Aber wie oft zögere ich, alles ohne Sorge auf Dich, mein Erlöser, zu setzen?
Meine Ehre, meine Sorge, mein Leben.
Wo glaube ich so fundamental, dass ich ohne diesen Glauben nicht leben könnte?
Ganz konkret.
Es gab Dinge in meinem Glaubensleben, in denen es genau so war. Wärst Du nicht, mein Gehorsam Dir gegenüber hätte in einem Abgrund geendet.
Und ist es nicht dies, was ich doch auch ganz will? Warum zögere ich so oft?
Skizze
Vielleicht darf ich sagen: Der Blutfluss der Frau sind die Kriege der Welt.
Bezahlen nicht zumeist die Frauen den Preis des Krieges?
Ihr Leben, das aus ihnen kam – es wird geschlachtet. An so vielen Fronten.

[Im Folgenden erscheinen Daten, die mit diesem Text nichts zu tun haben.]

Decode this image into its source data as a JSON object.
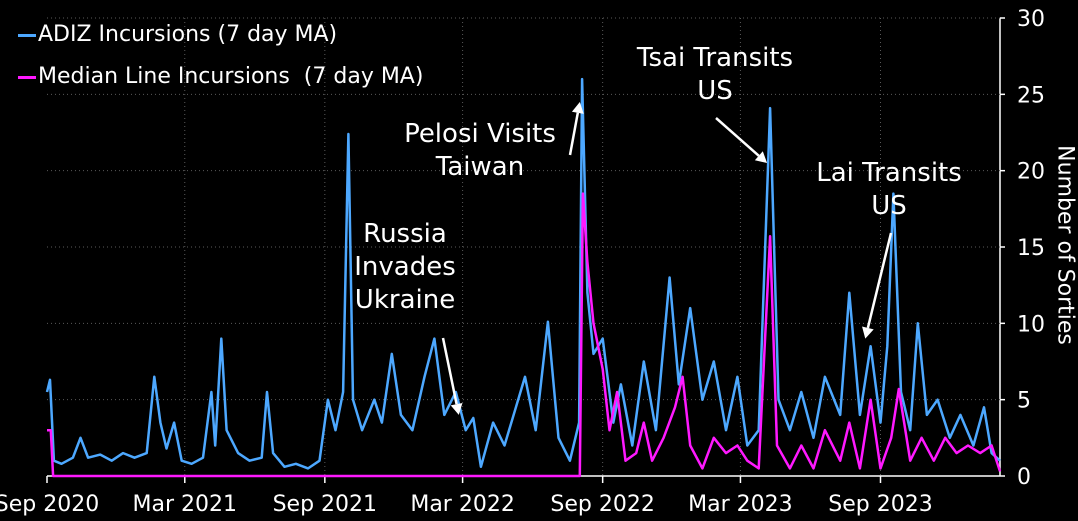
{
  "chart_data": {
    "type": "line",
    "ylabel": "Number of Sorties",
    "ylim": [
      0,
      30
    ],
    "y_ticks": [
      "0",
      "5",
      "10",
      "15",
      "20",
      "25",
      "30"
    ],
    "x_range": [
      "2020-09-01",
      "2024-02-05"
    ],
    "x_ticks": [
      {
        "date": "2020-09-01",
        "label": "Sep 2020"
      },
      {
        "date": "2021-03-01",
        "label": "Mar 2021"
      },
      {
        "date": "2021-09-01",
        "label": "Sep 2021"
      },
      {
        "date": "2022-03-01",
        "label": "Mar 2022"
      },
      {
        "date": "2022-09-01",
        "label": "Sep 2022"
      },
      {
        "date": "2023-03-01",
        "label": "Mar 2023"
      },
      {
        "date": "2023-09-01",
        "label": "Sep 2023"
      }
    ],
    "legend_position": "top-left",
    "series": [
      {
        "name": "ADIZ Incursions (7 day MA)",
        "color": "#4da8ff",
        "points": [
          [
            "2020-09-01",
            5.5
          ],
          [
            "2020-09-05",
            6.3
          ],
          [
            "2020-09-10",
            1.0
          ],
          [
            "2020-09-20",
            0.8
          ],
          [
            "2020-10-05",
            1.2
          ],
          [
            "2020-10-15",
            2.5
          ],
          [
            "2020-10-25",
            1.2
          ],
          [
            "2020-11-10",
            1.4
          ],
          [
            "2020-11-25",
            1.0
          ],
          [
            "2020-12-10",
            1.5
          ],
          [
            "2020-12-25",
            1.2
          ],
          [
            "2021-01-10",
            1.5
          ],
          [
            "2021-01-20",
            6.5
          ],
          [
            "2021-01-28",
            3.5
          ],
          [
            "2021-02-05",
            1.8
          ],
          [
            "2021-02-15",
            3.5
          ],
          [
            "2021-02-25",
            1.0
          ],
          [
            "2021-03-10",
            0.8
          ],
          [
            "2021-03-25",
            1.2
          ],
          [
            "2021-04-05",
            5.5
          ],
          [
            "2021-04-10",
            2.0
          ],
          [
            "2021-04-18",
            9.0
          ],
          [
            "2021-04-25",
            3.0
          ],
          [
            "2021-05-10",
            1.5
          ],
          [
            "2021-05-25",
            1.0
          ],
          [
            "2021-06-10",
            1.2
          ],
          [
            "2021-06-17",
            5.5
          ],
          [
            "2021-06-25",
            1.5
          ],
          [
            "2021-07-10",
            0.6
          ],
          [
            "2021-07-25",
            0.8
          ],
          [
            "2021-08-10",
            0.5
          ],
          [
            "2021-08-25",
            1.0
          ],
          [
            "2021-09-05",
            5.0
          ],
          [
            "2021-09-15",
            3.0
          ],
          [
            "2021-09-25",
            5.5
          ],
          [
            "2021-10-02",
            22.4
          ],
          [
            "2021-10-08",
            5.0
          ],
          [
            "2021-10-20",
            3.0
          ],
          [
            "2021-11-05",
            5.0
          ],
          [
            "2021-11-15",
            3.5
          ],
          [
            "2021-11-28",
            8.0
          ],
          [
            "2021-12-10",
            4.0
          ],
          [
            "2021-12-25",
            3.0
          ],
          [
            "2022-01-10",
            6.5
          ],
          [
            "2022-01-23",
            9.0
          ],
          [
            "2022-02-05",
            4.0
          ],
          [
            "2022-02-20",
            5.5
          ],
          [
            "2022-03-05",
            3.0
          ],
          [
            "2022-03-15",
            3.8
          ],
          [
            "2022-03-25",
            0.6
          ],
          [
            "2022-04-10",
            3.5
          ],
          [
            "2022-04-25",
            2.0
          ],
          [
            "2022-05-10",
            4.5
          ],
          [
            "2022-05-22",
            6.5
          ],
          [
            "2022-06-05",
            3.0
          ],
          [
            "2022-06-21",
            10.1
          ],
          [
            "2022-07-05",
            2.5
          ],
          [
            "2022-07-20",
            1.0
          ],
          [
            "2022-08-01",
            3.5
          ],
          [
            "2022-08-05",
            26.0
          ],
          [
            "2022-08-12",
            12.0
          ],
          [
            "2022-08-20",
            8.0
          ],
          [
            "2022-09-01",
            9.0
          ],
          [
            "2022-09-15",
            3.5
          ],
          [
            "2022-09-25",
            6.0
          ],
          [
            "2022-10-10",
            2.0
          ],
          [
            "2022-10-25",
            7.5
          ],
          [
            "2022-11-10",
            3.0
          ],
          [
            "2022-11-28",
            13.0
          ],
          [
            "2022-12-10",
            6.0
          ],
          [
            "2022-12-25",
            11.0
          ],
          [
            "2023-01-10",
            5.0
          ],
          [
            "2023-01-25",
            7.5
          ],
          [
            "2023-02-10",
            3.0
          ],
          [
            "2023-02-25",
            6.5
          ],
          [
            "2023-03-10",
            2.0
          ],
          [
            "2023-03-25",
            3.0
          ],
          [
            "2023-04-09",
            24.1
          ],
          [
            "2023-04-20",
            5.0
          ],
          [
            "2023-05-05",
            3.0
          ],
          [
            "2023-05-20",
            5.5
          ],
          [
            "2023-06-05",
            2.5
          ],
          [
            "2023-06-20",
            6.5
          ],
          [
            "2023-07-10",
            4.0
          ],
          [
            "2023-07-22",
            12.0
          ],
          [
            "2023-08-05",
            4.0
          ],
          [
            "2023-08-19",
            8.5
          ],
          [
            "2023-09-01",
            3.5
          ],
          [
            "2023-09-10",
            8.5
          ],
          [
            "2023-09-18",
            18.5
          ],
          [
            "2023-09-28",
            5.5
          ],
          [
            "2023-10-10",
            3.0
          ],
          [
            "2023-10-20",
            10.0
          ],
          [
            "2023-11-01",
            4.0
          ],
          [
            "2023-11-15",
            5.0
          ],
          [
            "2023-12-01",
            2.5
          ],
          [
            "2023-12-15",
            4.0
          ],
          [
            "2024-01-01",
            2.0
          ],
          [
            "2024-01-15",
            4.5
          ],
          [
            "2024-01-25",
            1.5
          ],
          [
            "2024-02-05",
            1.0
          ]
        ]
      },
      {
        "name": "Median Line Incursions  (7 day MA)",
        "color": "#ff19ff",
        "points": [
          [
            "2020-09-01",
            3.0
          ],
          [
            "2020-09-06",
            3.0
          ],
          [
            "2020-09-09",
            0.0
          ],
          [
            "2022-07-15",
            0.0
          ],
          [
            "2022-08-02",
            0.0
          ],
          [
            "2022-08-06",
            18.5
          ],
          [
            "2022-08-12",
            14.0
          ],
          [
            "2022-08-20",
            10.0
          ],
          [
            "2022-09-01",
            7.0
          ],
          [
            "2022-09-10",
            3.0
          ],
          [
            "2022-09-20",
            5.5
          ],
          [
            "2022-10-01",
            1.0
          ],
          [
            "2022-10-15",
            1.5
          ],
          [
            "2022-10-25",
            3.5
          ],
          [
            "2022-11-05",
            1.0
          ],
          [
            "2022-11-20",
            2.5
          ],
          [
            "2022-12-05",
            4.5
          ],
          [
            "2022-12-15",
            6.5
          ],
          [
            "2022-12-25",
            2.0
          ],
          [
            "2023-01-10",
            0.5
          ],
          [
            "2023-01-25",
            2.5
          ],
          [
            "2023-02-10",
            1.5
          ],
          [
            "2023-02-25",
            2.0
          ],
          [
            "2023-03-10",
            1.0
          ],
          [
            "2023-03-25",
            0.5
          ],
          [
            "2023-04-09",
            15.7
          ],
          [
            "2023-04-18",
            2.0
          ],
          [
            "2023-05-05",
            0.5
          ],
          [
            "2023-05-20",
            2.0
          ],
          [
            "2023-06-05",
            0.5
          ],
          [
            "2023-06-20",
            3.0
          ],
          [
            "2023-07-10",
            1.0
          ],
          [
            "2023-07-22",
            3.5
          ],
          [
            "2023-08-05",
            0.5
          ],
          [
            "2023-08-19",
            5.0
          ],
          [
            "2023-09-01",
            0.5
          ],
          [
            "2023-09-15",
            2.5
          ],
          [
            "2023-09-25",
            5.7
          ],
          [
            "2023-10-10",
            1.0
          ],
          [
            "2023-10-25",
            2.5
          ],
          [
            "2023-11-10",
            1.0
          ],
          [
            "2023-11-25",
            2.5
          ],
          [
            "2023-12-10",
            1.5
          ],
          [
            "2023-12-25",
            2.0
          ],
          [
            "2024-01-10",
            1.5
          ],
          [
            "2024-01-25",
            2.0
          ],
          [
            "2024-02-05",
            0.3
          ]
        ]
      }
    ],
    "annotations": [
      {
        "lines": [
          "Russia",
          "Invades",
          "Ukraine"
        ],
        "arrow_to": [
          "2022-02-24",
          4.0
        ]
      },
      {
        "lines": [
          "Pelosi Visits",
          "Taiwan"
        ],
        "arrow_to": [
          "2022-08-02",
          24.5
        ]
      },
      {
        "lines": [
          "Tsai Transits",
          "US"
        ],
        "arrow_to": [
          "2023-04-05",
          20.5
        ]
      },
      {
        "lines": [
          "Lai Transits",
          "US"
        ],
        "arrow_to": [
          "2023-08-12",
          9.0
        ]
      }
    ]
  }
}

Und die Welt hat versucht, es zu heilen, vielleicht zu beenden. Schon Rom wollte die Welt durch hegemoniale Macht befrieden. Und in der Neuzeit wollte der Völkerbund, und dann die UN, die Gräuel der Kriege beenden – ohne Erfolg. Seit 2010 nehmen die Kriegshandlungen und Konflikte wieder erkennbar zu.
In den Prophetien Israels werden die Völker am Ende nach Israel ziehen und dort Frieden empfangen.
Heute noch unvorstellbar.
Noch haben wir Geld „um Ärzte zu bezahlen“.
Ich spüre, wie in mir der Glaube wächst, dass die Versöhnung der Kirche mit Israel eine Vorbereitung ist den Blutfluss zu beenden. Ich bin Teil der Kirche. Ich will damit anfangen.
Und ich glaube: Gott achtet auch auf die ganz Kleinen, die „Namenlosen“.
Und wenn alle glauben, die Tochter Zion (Tochter des Synagogenvorstehers) sei tot, wird Jesus sie erwecken. Auf dem Weg dahin ist unsere kurze Gelegenheit, mitten im Gewühl.
Es sind viel mehr ungesagte Worte als hier gesagte – es ist eine Skizze.